FoQDE2-dependent milRNA promotes Fusarium oxysporum f. sp. cubense virulence by targeting a glycosyl hydrolase coding gene at transcriptional level

MicroRNAs (miRNAs) are small non-coding RNAs that regulate protein-coding gene expression primarily found in plants and animals. Fungi produce microRNA-like RNAs (milRNAs) that are structurally similar to miRNAs and functionally important in various biological processes. The fungus Fusarium oxysporum f. sp. cubense (Foc) is the causal agent of Panama disease that threatens global banana production. It remains uncharacterized about the biosynthesis and functions of milRNAs in Foc. In this study, we investigated the biological function of milRNAs contributing to Foc pathogenesis.

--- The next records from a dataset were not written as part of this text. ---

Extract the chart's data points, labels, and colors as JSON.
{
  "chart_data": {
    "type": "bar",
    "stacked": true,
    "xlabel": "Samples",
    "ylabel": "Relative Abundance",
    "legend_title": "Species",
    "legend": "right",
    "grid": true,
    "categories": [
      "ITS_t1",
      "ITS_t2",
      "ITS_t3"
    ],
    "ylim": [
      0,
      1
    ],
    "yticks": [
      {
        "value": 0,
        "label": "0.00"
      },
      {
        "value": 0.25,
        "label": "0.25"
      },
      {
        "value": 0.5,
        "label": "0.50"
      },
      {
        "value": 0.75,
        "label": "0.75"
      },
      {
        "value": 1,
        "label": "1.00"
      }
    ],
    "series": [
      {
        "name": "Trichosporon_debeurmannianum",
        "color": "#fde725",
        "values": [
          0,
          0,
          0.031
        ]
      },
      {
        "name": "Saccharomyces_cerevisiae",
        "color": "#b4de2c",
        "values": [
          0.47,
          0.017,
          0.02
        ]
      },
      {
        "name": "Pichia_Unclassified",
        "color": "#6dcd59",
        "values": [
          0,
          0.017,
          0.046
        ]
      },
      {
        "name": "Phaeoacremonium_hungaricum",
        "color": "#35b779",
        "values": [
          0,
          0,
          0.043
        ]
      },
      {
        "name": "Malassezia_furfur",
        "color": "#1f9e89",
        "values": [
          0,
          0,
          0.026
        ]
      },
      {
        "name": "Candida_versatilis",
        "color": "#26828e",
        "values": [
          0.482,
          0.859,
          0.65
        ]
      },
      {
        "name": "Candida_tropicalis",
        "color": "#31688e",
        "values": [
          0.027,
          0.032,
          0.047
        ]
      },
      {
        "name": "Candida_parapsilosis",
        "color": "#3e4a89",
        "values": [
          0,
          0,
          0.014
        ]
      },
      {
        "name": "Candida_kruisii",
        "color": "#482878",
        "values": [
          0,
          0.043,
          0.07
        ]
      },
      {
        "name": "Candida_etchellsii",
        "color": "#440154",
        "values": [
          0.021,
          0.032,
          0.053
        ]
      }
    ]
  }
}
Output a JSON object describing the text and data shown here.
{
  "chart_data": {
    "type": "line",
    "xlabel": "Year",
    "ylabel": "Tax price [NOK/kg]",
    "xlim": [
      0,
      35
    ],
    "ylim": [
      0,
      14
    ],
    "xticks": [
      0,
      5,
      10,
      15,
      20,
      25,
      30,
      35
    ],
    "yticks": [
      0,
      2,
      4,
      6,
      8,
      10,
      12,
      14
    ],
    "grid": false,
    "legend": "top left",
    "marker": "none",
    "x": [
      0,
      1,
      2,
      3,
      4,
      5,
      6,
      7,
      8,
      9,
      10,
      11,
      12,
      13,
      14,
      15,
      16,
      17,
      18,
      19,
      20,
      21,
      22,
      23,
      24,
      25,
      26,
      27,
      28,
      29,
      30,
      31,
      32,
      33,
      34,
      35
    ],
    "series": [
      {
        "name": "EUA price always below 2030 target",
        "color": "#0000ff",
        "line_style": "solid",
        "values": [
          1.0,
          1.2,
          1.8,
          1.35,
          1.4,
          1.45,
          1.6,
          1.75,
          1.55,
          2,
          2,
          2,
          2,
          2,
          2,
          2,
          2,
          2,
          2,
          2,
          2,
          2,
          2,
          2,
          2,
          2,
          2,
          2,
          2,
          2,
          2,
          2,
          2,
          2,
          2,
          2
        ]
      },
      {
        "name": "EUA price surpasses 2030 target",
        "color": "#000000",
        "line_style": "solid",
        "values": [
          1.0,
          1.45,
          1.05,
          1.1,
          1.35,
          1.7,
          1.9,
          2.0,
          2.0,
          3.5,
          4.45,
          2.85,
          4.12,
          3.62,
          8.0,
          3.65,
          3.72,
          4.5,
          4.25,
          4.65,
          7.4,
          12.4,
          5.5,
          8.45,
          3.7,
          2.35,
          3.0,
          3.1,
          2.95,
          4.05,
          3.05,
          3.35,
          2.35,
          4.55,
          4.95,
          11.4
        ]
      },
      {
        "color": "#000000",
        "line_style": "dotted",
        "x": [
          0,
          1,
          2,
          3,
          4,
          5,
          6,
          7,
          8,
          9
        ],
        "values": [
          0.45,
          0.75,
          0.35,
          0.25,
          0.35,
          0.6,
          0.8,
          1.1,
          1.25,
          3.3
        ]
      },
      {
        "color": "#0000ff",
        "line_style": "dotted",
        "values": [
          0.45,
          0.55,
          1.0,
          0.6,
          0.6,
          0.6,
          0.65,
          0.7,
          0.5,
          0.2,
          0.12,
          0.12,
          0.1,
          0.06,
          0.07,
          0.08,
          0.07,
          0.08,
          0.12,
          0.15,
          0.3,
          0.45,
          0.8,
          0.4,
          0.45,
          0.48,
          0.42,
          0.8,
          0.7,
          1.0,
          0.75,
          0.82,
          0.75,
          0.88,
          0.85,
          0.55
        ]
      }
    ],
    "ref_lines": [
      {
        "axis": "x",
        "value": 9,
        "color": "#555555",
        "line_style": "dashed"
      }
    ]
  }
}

Within 24 hours post infecting the host, the Argonaute coding gene FoQDE2 , and two Dicer coding genes FoDCL1 and FoDCL2, all of which are involved in milRNA biosynthesis, were significantly induced. FoQDE2 deletion mutant exhibited decreased virulence and hypersensitivity to hydrogen peroxide (H2O2). These results indicate that milRNA biosynthesis is crucial for Foc pathogenesis. By small RNA sequencing, we identified 364 small RNA-producing loci in the Foc genome, 25 of which were significantly downregulated in the FoQDE2 deletion mutant, from which milR-87 was verified as a FoQDE2-depedent milRNA based on qRT-PCR analysis. Through deletion and overexpression of milR-87 in the wild-type Foc strain, functions of milR-87 were studied. The results showed that milR-87 is crucial for Foc virulence in infection process. We furthermore identified a glycosyl hydrolase-coding gene, FOIG\_15013, as the direct target of milR-87. The FOIG\_15013 deletion mutant displayed a dramatic increase in the growth, conidiation and virulence. Transient expression of FOIG_15013 in Nicotiana benthamiana leaves activates the host defense responses. Collectively, this study documents the involvement of milRNAs in the manifestation of the devastating fungal disease in banana, and demonstrates the importance of milRNAs in the pathogenesis and other biological processes. Further analyses of the biosynthesis and expression regulation of fungal milRNAs may offer a novel strategy to combat devastating fungal diseases. ### Competing Interest Statement The authors have declared no competing interest.